Abstract
Chromosome-shortening is characteristic of normal cells, and is known as the end replication problem. Telomerase is the enzyme responsible for extending the ends of the chromosomes in de novo synthesis, and occurs in germ cells as well as most malignant cancers. There are three subunits of telomerase: human telomerase RNA (hTERC), human telomerase associated protein (hTEP1), or dyskerin, and human telomerase reverse transcriptase (hTERT). hTERC and hTEP1 are constitutively expressed, so the enzymatic activity of telomerase is dependent on the transcription of hTERT. DNA methylation, histone methylation, and histone acetylation are basic epigenetic regulations involved in the expression of hTERT. Non-coding RNA can also serve as a form of epigenetic control of hTERT. This epigenetic-based regulation of hTERT is important in providing a mechanism for reversibility of hTERT control in various biological states. These include embryonic down-regulation of hTERT contributing to aging and the upregulation of hTERT playing a critical role in over 90% of cancers. Normal human somatic cells have a non-methylated/hypomethylated CpG island within the hTERT promoter region, while telomerase-positive cells paradoxically have at least a partially methylated promoter region that is opposite to the normal roles of DNA methylation.
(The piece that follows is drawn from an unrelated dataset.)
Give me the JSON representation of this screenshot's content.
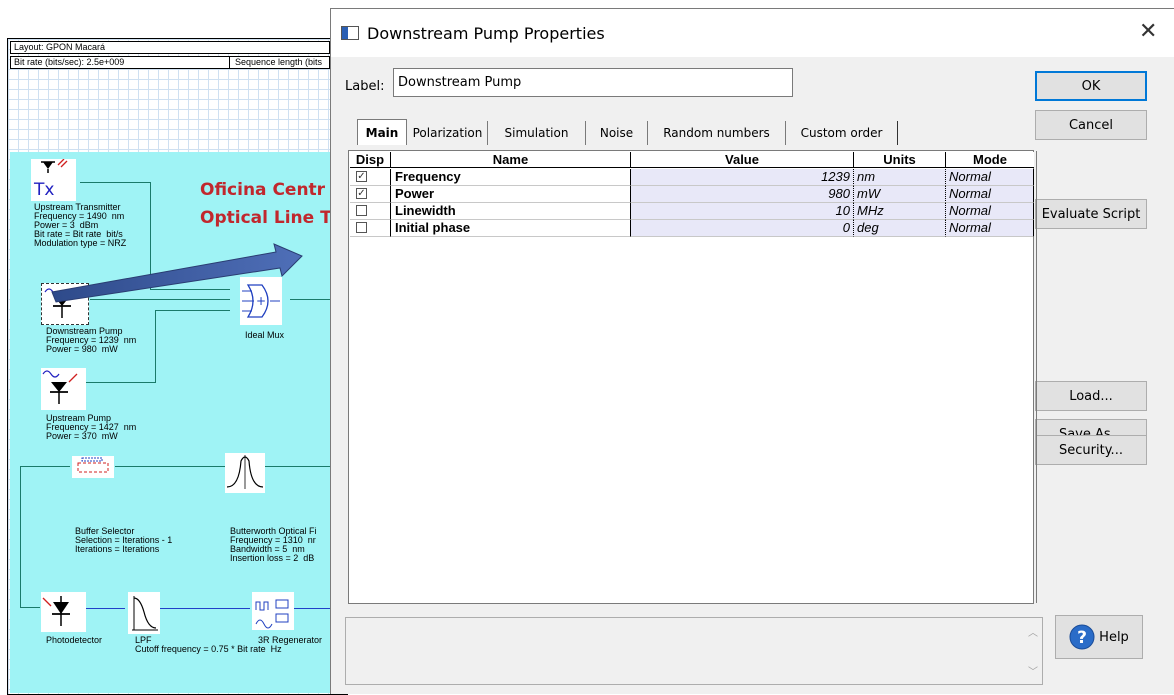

Histone acetylation of H3K9 within the promoter region is associated with an open chromatin state such that transcription machinery has the space to form. Histone methylation of hTERT has varied control of the gene, however. Mono- and dimethylation of H3K9 within the promoter region indicate silent euchromatin, while a trimethylated H3K9 enhances gene transcription. Non-coding RNAs can target epigenetic-modifying enzymes, as well as transcription factors involved in the control of hTERT. An epigenetics diet that can affect the epigenome of cancer cells is a recent fascination that has received much attention. By combining portions of this diet with epigenome-altering treatments, it is possible to selectively regulate the epigenetic control of hTERT and its expression.
Highlights
Telomeres are DNA sequences that cap the ends of chromosomes in order to compensate for the end-replication problem
The ribonucleoprotein enzyme telomerase consists of three subunits that are responsible for extending the telomeric repeats (Cohen et al, 2007)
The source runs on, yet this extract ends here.